Badan Pengembangan Teknologi dan Sistem Informasi (BPTSI) Universitas Nasional kembali menggelar rapat koordinasi bersama Badan Administrasi Keuangan (BAK) dan Bagian Pembukuan untuk membahas progres pengembangan Sistem Informasi Akuntansi Keuangan Perguruan Tinggi (SAKTI). Pertemuan ini bertujuan untuk memastikan setiap fitur teknis yang dikembangkan mampu meminimalisir celah administratif dan meningkatkan akurasi pelaporan keuangan universitas.
Dalam rapat ini, BPTSI memaparkan tindak lanjut atas beberapa poin krusial yang menjadi kebutuhan BAK. Salah satu fokus utama adalah memastikan bahwa pengajuan dana, baik untuk kebutuhan barang, pegawai, maupun pajak, dilakukan secara terperinci per item dalam sistem. Hal ini mencakup mekanisme pengajuan kasbon yang kini diwajibkan menyertakan rincian jelas guna memudahkan proses audit dan pertanggungjawaban di Bagian Pembukuan.

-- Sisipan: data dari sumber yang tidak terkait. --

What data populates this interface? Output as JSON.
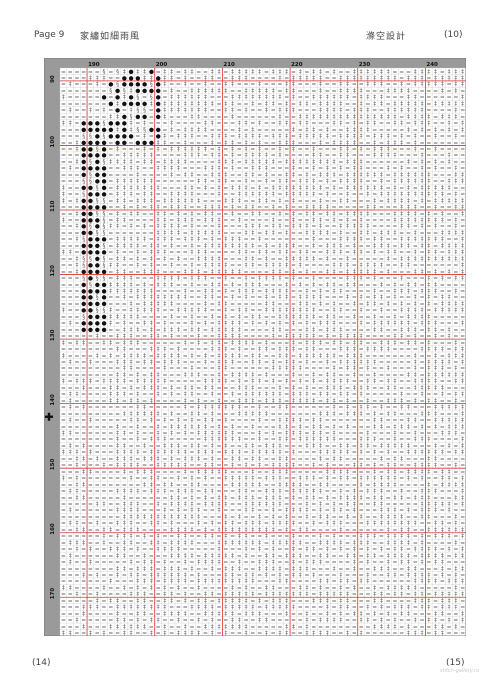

Selain itu, BPTSI dan BAK menyepakati penguatan alur persetujuan (approval) anggaran di dalam aplikasi SAKTI. Setiap adanya penambahan anggaran di luar rencana awal wajib mendapatkan persetujuan digital dari Rektor dan Wakil Rektor Bidang Administrasi Umum dan Keuangan (Warek AK). Dengan fitur ini, pimpinan dapat langsung memantau laporan realisasi anggaran yang telah digunakan oleh setiap unit secara real-time. Langkah ini merupakan bagian dari transformasi digital BPTSI dalam menghadirkan sistem keuangan yang transparan, terintegrasi, dan akuntabel bagi seluruh sivitas akademika.